The anesthesiologist should strive to awaken the patient early after surgery, which allows for an early neurological examination. The presence of consciousness in the postoperative period greatly facilitates monitoring of the patient and allows for earlier detection of the development of complications. Consciousness is the best criterion for assessing the patient's condition in the early postoperative period, but early awakening of the patient should not be an end in itself. If the patient's condition allows, extubation is performed at the end of the operation. Along with stable hemodynamics, normal body temperature and adequate breathing, restoration of the patient’s consciousness is a mandatory criterion for early extubation. If an increase in cerebral edema and an increase in intracranial pressure are expected and it is intended to use hyperventilation to reduce it, there should be no rush to extubate.

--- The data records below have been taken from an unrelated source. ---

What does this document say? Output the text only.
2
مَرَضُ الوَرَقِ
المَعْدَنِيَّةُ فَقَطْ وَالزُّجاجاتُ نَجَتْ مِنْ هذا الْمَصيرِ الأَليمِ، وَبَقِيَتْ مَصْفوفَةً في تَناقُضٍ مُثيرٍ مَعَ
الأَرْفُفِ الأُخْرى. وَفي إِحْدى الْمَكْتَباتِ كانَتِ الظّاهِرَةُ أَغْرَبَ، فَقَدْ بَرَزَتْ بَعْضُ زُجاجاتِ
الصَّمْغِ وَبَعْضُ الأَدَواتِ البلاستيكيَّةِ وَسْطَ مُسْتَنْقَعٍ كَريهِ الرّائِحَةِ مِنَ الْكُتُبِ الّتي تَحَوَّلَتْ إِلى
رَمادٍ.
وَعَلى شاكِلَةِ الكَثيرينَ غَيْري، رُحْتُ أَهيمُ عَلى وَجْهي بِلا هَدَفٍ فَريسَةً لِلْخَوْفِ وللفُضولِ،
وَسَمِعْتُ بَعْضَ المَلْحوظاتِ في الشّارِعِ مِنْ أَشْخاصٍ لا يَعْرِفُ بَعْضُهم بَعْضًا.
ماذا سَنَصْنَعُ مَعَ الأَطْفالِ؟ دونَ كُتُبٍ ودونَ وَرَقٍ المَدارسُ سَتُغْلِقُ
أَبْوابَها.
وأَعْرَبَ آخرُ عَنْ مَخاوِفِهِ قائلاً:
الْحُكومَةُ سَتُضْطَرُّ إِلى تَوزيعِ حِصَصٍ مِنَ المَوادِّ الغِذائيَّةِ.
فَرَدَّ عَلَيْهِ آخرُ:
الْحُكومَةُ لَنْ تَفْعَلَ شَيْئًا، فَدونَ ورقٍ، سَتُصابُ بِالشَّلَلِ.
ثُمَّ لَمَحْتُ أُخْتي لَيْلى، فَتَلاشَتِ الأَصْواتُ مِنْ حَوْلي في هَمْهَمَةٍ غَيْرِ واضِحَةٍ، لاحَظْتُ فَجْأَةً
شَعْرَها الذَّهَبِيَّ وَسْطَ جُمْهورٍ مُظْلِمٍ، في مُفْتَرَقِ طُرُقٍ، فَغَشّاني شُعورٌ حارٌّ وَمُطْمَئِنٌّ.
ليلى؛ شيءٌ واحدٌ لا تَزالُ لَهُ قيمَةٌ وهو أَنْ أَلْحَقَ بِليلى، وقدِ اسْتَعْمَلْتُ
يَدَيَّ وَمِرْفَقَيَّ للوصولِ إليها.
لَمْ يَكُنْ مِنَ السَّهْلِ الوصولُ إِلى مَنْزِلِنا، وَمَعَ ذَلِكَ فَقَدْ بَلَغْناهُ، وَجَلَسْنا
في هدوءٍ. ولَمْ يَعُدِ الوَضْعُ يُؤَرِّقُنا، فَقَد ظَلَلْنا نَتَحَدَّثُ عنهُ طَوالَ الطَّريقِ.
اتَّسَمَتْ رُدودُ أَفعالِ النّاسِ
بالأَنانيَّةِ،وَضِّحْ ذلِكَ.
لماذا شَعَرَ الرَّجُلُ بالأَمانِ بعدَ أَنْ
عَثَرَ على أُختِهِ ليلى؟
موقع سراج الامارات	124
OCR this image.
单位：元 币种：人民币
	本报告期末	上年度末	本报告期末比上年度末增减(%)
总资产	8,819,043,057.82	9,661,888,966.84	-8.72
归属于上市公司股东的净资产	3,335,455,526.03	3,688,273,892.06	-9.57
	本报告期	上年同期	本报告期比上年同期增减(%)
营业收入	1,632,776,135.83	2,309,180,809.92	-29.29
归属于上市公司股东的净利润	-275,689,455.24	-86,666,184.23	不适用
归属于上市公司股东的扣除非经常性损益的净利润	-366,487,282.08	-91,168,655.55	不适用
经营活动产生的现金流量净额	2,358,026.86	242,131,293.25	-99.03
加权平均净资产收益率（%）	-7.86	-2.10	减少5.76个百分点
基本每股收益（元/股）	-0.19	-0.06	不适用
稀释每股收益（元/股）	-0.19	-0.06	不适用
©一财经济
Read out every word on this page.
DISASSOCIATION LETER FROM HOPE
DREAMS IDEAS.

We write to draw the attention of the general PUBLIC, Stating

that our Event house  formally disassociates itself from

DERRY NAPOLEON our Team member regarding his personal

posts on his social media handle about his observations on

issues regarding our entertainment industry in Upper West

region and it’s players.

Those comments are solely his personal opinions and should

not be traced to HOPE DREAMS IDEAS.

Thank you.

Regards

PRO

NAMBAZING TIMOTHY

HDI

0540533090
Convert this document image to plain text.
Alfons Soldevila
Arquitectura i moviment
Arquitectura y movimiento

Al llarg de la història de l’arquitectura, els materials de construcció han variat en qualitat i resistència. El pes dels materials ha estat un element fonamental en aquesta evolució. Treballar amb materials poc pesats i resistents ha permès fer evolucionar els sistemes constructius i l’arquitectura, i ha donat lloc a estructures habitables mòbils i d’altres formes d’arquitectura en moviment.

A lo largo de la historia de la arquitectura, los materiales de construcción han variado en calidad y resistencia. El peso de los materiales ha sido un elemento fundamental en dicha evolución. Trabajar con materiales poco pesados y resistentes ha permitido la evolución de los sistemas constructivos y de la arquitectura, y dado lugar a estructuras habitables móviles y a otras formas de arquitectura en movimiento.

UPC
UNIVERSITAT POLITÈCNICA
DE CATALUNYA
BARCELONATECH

There are five categories of outcome for traumatic brain injury: death, persistent vegetative state, severe disability, moderate disability, and good recovery.

The outcome of a traumatic brain injury can be assessed no earlier than 6 months after the injury. According to the Traumatik Coma Data Bank, of patients admitted to hospitals with severe traumatic brain injury, 67% survive (excluding gunshot head injuries). Of this group of patients, only 7% show good recovery upon discharge from hospital. Thus, almost all patients with severe traumatic brain injury have various neurological disorders.

Prognosis for traumatic brain injury. With a concussion, the vast majority of patients make a full recovery. The outcome of brain contusion and open skull injuries depends on the severity of the brain injury. In most cases, survivors retain some residual cerebral symptoms. Timely removal of the hematoma saves patients' lives; in many such cases there are no significant residual symptoms. With severe brain damage, mortality can reach 40-50%.